Biographie de Fernandel

Né le 8 mai 1903 à Marseille, Fernand Joseph Désiré Contandin est le fils d'un chanteur humoristique Sined, qui lui transmet le goût de la scène et du comique troupier. En 1925, il épouse Henriette Manse, dont la mère invente sans le vouloir le futur surnom de son gendre : quand elle le voit, elle s'exclame invariablement "V'là le Fernand d'elle".


Après une carrière d'humoriste et chanteur de scène à la fin des années 20, il se voit offrir un rôle de groom en 1930 dans Le blanc et le noir de Marc Allégret, sur un scénario de Sacha Guitry. Devenant rapidement populaire, il est sollicité par Jean Renoir pour On purge Bébé, puis devient une vedette comique des années 30 grâce à des films comme Les gaîtés de l'EscadronUn de la légion, François 1er, Ignace, Barnabé ou Raphaël le Tatoué. Son accent marseillais, sa bonne humeur et sa personnalité simple font de lui un favori du public. Sacha Guitry, qui fait appel à lui à plusieurs reprises, lui a déclaré : « Moi, on m'admire. Vous, on vous aime. »

Les années 40 sont moins riches en succès, mais Fernandel passe à la réalisation en 1942 pour Simplet, une expérience qu'il rééditera à deux reprises, pour Adrien (1943) et Adhémar (1951).

Dès 1934, il est utilisé par Marcel Pagnol pour incarner des personnages plus subtils, incarnations de la naïveté, dans des films pas forcément comiques : Angèle (1934), Regain (1937), Le Schpountz (1938), La fille du puisatier (1940), Naïs (1945) et Topaze (1951).

En 1951, il rencontre le rôle de sa vie : celui d'un curé italien opposé au maire communiste d'un petit village pittoresque.
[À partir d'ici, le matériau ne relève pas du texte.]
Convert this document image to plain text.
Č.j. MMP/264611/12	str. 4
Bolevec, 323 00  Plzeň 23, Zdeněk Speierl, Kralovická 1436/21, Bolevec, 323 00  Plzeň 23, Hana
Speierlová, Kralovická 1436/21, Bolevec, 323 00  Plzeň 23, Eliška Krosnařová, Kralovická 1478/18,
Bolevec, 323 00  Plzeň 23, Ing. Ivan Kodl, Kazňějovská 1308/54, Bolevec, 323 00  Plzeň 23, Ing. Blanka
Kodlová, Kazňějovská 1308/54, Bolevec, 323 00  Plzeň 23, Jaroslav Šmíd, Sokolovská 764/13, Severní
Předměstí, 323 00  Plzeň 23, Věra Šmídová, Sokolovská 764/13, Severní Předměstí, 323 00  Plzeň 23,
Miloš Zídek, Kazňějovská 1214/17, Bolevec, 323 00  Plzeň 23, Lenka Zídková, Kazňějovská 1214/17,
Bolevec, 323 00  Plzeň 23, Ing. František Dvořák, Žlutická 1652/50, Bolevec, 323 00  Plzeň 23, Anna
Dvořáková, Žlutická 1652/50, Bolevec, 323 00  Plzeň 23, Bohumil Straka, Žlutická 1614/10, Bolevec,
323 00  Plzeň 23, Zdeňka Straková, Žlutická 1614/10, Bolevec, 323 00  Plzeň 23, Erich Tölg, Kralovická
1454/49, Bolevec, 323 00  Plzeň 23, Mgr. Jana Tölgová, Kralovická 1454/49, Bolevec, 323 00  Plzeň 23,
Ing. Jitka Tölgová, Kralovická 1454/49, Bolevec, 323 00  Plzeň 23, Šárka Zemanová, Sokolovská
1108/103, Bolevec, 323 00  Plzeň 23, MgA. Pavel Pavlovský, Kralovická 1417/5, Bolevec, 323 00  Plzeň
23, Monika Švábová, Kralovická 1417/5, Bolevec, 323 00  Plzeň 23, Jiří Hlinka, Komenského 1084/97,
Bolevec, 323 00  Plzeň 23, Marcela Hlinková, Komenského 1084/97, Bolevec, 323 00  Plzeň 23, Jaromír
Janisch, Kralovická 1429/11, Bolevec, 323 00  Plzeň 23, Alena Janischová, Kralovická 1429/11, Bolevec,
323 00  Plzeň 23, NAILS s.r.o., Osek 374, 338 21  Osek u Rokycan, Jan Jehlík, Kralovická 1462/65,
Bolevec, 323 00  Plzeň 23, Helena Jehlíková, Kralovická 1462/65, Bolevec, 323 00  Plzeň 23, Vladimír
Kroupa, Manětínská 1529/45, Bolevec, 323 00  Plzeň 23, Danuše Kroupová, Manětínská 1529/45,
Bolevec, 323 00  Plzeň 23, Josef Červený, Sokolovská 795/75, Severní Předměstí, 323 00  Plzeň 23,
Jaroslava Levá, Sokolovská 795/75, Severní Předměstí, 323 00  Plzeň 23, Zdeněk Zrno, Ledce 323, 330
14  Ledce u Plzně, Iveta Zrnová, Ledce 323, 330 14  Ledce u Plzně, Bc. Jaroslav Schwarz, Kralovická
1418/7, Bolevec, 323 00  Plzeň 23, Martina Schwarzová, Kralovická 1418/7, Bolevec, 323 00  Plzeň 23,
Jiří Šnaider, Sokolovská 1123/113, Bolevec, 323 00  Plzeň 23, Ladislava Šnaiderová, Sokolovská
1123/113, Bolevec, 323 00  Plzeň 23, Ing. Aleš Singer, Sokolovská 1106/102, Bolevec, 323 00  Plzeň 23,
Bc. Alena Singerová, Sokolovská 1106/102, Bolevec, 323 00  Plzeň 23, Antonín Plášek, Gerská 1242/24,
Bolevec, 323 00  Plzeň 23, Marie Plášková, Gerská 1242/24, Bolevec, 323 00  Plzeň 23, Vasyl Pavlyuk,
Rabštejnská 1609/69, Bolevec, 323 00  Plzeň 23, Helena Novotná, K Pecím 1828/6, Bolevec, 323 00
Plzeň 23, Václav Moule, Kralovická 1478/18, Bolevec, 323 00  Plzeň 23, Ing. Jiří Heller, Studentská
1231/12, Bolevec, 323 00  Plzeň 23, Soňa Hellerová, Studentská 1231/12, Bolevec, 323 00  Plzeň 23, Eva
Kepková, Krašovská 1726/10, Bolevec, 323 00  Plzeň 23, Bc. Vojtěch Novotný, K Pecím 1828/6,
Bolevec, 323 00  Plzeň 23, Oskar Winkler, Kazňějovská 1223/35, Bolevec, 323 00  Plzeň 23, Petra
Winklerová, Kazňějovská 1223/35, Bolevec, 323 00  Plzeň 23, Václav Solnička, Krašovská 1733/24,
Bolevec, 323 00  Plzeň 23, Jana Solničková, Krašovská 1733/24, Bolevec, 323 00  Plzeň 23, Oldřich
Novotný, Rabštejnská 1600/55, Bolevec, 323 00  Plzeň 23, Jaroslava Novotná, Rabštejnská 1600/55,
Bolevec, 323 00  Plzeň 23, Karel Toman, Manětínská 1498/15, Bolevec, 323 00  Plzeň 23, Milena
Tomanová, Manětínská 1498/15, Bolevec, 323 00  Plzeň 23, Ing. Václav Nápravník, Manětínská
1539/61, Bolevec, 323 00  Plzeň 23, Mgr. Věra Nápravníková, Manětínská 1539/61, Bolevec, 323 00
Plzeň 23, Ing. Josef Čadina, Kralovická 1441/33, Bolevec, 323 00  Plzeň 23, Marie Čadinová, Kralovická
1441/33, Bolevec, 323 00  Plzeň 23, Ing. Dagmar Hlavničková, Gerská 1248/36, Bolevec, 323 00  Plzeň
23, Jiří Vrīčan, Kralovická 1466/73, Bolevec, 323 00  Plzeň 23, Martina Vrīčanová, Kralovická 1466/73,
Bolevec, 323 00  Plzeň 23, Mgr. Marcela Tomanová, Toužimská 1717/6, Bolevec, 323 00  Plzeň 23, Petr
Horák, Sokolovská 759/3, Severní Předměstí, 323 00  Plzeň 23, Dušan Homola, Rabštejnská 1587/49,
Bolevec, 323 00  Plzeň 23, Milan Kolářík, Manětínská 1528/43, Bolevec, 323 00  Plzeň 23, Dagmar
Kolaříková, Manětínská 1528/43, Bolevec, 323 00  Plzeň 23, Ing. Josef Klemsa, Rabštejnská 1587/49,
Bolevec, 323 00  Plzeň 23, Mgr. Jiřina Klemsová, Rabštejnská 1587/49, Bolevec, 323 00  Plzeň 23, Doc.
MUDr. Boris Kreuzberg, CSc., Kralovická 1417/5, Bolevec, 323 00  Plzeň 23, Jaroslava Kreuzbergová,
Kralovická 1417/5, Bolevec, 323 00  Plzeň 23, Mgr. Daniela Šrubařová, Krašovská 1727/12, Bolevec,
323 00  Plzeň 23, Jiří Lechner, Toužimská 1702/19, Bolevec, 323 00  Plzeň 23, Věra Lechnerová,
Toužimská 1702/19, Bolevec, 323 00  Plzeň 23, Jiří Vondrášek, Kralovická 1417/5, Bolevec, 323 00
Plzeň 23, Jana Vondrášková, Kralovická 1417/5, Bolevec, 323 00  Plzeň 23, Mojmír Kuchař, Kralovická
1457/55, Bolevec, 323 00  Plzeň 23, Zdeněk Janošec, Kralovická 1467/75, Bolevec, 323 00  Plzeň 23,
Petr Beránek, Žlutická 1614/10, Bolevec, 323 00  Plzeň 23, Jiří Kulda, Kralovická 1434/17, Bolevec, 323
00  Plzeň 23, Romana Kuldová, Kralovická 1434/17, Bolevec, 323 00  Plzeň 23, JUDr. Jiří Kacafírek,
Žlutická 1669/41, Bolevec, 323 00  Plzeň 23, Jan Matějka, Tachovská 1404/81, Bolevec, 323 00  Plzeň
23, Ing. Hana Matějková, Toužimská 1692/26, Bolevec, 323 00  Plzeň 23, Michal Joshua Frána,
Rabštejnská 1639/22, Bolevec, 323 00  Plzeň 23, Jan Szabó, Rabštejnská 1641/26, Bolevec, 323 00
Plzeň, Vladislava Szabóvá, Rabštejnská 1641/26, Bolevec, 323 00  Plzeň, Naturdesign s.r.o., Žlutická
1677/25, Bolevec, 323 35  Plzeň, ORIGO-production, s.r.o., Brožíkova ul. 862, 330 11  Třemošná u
Il incarnera Don Camillo dans cinq films : Le petit monde de Don Camillo (1951), Le retour de Don Camillo (1952), La grande bagarre de Don Camillo (1955), Don Camillo Monseigneur (1961) et Don Camillo en Russie (1965). Les années 50 voient donc sa popularité remonter en
flèche, et sa filmographie se pimente de quelques zestes d'aventure Technicolor saupoudrés sur ses comédies : Ali Baba et les quarante voleurs (1954), Don Juan (1955), Dynamite Jack (1961). En 1959, il joue l'un des deux personnages principaux de La vache et le prisonnier (devinez lequel) d'Henri Verneuil, situé durant la seconde guerre mondiale.

Au début des années 60, il crée la société de production Gafer avec Jean Gabin. Malheureusement, la décennie est pauvre en rôles mémorables pour un Fernandel diminué par le cancer, et sa carrière s'achève sur le mélancolique Heureux qui comme Ulysse.

Il a eu deux filles et un fils, Franck, qui a connu une brève carrière musicale. Le frère cadet de Fernandel, Francis, est aussi devenu acteur sous le nom de Fransined.

Il meurt le 26 février 1971 à Paris, avant d'avoir pu achever le tournage de Don Camillo et les contestataires, qui sera finalement refilmé avec un nouveau casting.